Foto bersama sejumlah profesor riset lainnya. Foto: BRIN

Miliki Segudang Pengalaman

Widya Fatriasari menamatkan pendidikannya di SDN Kedunglurah I Trenggalek tahun 1990, SMPN Pogalan Trenggalek, tahun 1993, dan SMAN Durenan Trenggalek, tahun 1996. Ia memperoleh gelar sarjana kehutanan dari Institut Pertanian Bogor (IPB) tahun 2001.

Kemudian gelar Magister Manajemen dari Magister Manajemen Agribisnis IPB tahun 2004. Lalu gelar Doktor bidang Teknologi Serat dan Komposit dari Sekolah Pascasarjana IPB tahun 2014.

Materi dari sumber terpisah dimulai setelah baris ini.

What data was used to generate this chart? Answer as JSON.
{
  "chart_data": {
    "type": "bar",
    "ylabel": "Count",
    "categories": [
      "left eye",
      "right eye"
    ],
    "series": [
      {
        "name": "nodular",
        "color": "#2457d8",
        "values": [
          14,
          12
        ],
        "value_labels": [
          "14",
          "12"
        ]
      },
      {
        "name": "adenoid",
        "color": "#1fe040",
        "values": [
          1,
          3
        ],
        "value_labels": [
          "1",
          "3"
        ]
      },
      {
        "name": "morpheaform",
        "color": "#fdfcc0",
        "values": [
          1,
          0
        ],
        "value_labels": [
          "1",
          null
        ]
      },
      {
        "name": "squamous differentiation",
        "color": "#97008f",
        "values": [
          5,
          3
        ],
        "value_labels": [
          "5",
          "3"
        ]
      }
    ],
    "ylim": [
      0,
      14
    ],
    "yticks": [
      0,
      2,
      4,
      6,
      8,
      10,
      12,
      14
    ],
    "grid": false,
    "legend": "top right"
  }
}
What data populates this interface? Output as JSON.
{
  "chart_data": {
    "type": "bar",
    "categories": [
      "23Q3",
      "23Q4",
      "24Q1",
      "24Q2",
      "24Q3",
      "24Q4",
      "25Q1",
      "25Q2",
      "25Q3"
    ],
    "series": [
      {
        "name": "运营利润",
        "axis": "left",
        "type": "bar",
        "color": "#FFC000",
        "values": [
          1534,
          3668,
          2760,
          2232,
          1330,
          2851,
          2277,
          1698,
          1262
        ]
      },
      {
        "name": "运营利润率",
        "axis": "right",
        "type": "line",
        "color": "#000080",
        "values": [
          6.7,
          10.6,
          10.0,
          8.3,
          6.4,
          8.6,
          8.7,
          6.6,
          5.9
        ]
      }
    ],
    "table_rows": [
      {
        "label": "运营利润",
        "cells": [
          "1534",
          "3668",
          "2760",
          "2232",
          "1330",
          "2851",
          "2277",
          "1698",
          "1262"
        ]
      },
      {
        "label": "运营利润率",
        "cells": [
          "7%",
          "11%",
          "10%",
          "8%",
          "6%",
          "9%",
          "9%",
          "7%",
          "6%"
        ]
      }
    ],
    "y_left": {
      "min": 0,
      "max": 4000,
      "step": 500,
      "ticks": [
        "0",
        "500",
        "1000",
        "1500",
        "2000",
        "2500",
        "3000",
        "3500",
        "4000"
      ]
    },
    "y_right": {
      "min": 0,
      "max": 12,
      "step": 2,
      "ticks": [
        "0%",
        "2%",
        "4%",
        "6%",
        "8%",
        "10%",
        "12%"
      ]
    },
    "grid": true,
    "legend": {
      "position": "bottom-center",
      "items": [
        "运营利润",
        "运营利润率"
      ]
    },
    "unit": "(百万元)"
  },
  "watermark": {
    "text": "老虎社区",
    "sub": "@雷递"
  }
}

Widya juga memiliki segudang pengalaman. Ia pernah menjadi tim Perencanaan dan Monitoring (PME) tingkat Kedeputian Ilmu Pengetahuan Hayati (IPH)-LIPI (2017-2020). Selain itu juga Ketua tim PME Pusat Penelitian (Puslit) Biomaterial LIPI (2020). Sejak tahun 2019 menjadi ketua kelompok penelitian di Pusris Biomassa dan Bioproduk BRIN.

Dalam bidang karya tulis, ia telah menghasilkan 152 karya tulis ilmiah, baik yang ia tulis sendiri maupun bersama penulis lain. Memiliki 20 paten terdaftar, satu hak cipta, satu desain industri, satu paten tersertifikasi, satu modul pelatihan, dan memiliki satu lisensi.

Widya aktif dalam berbagai organisasi profesi ilmiah seperti Masyarakat Perkelapasawitan Indonesia (MAKSI). Selain itu juga Masyarakat Peneliti Kayu Indonesia (MAPEKI), Asosiasi Alumni JSPS Indonesia (JAAI), dan Himpenindo.

Ia pun pernah menerima penghargaan perolehan paten terbanyak tingkat LIPI periode 2020-2021 pada tahun 2021. Lalu penghargaan peneliti muda berprestasi (Himpenindo Award) pada tahun 2021, dan penghargaan Satyalancana Karya Satya X tahun dari Presiden RI pada tahun 2016.

Selain Widya, dalam kesempatan itu ada tiga periset lain yang dikukuhkan sebagai profesor riset. Mereka antara lain yaitu Augy Syahailatua dari Pusat Riset Oseanografi, Yenny Meliana dari Pusat Riset Kimia Maju, dan Bambang Sunarko dari Pusat Riset Mikrobiologi Terapan.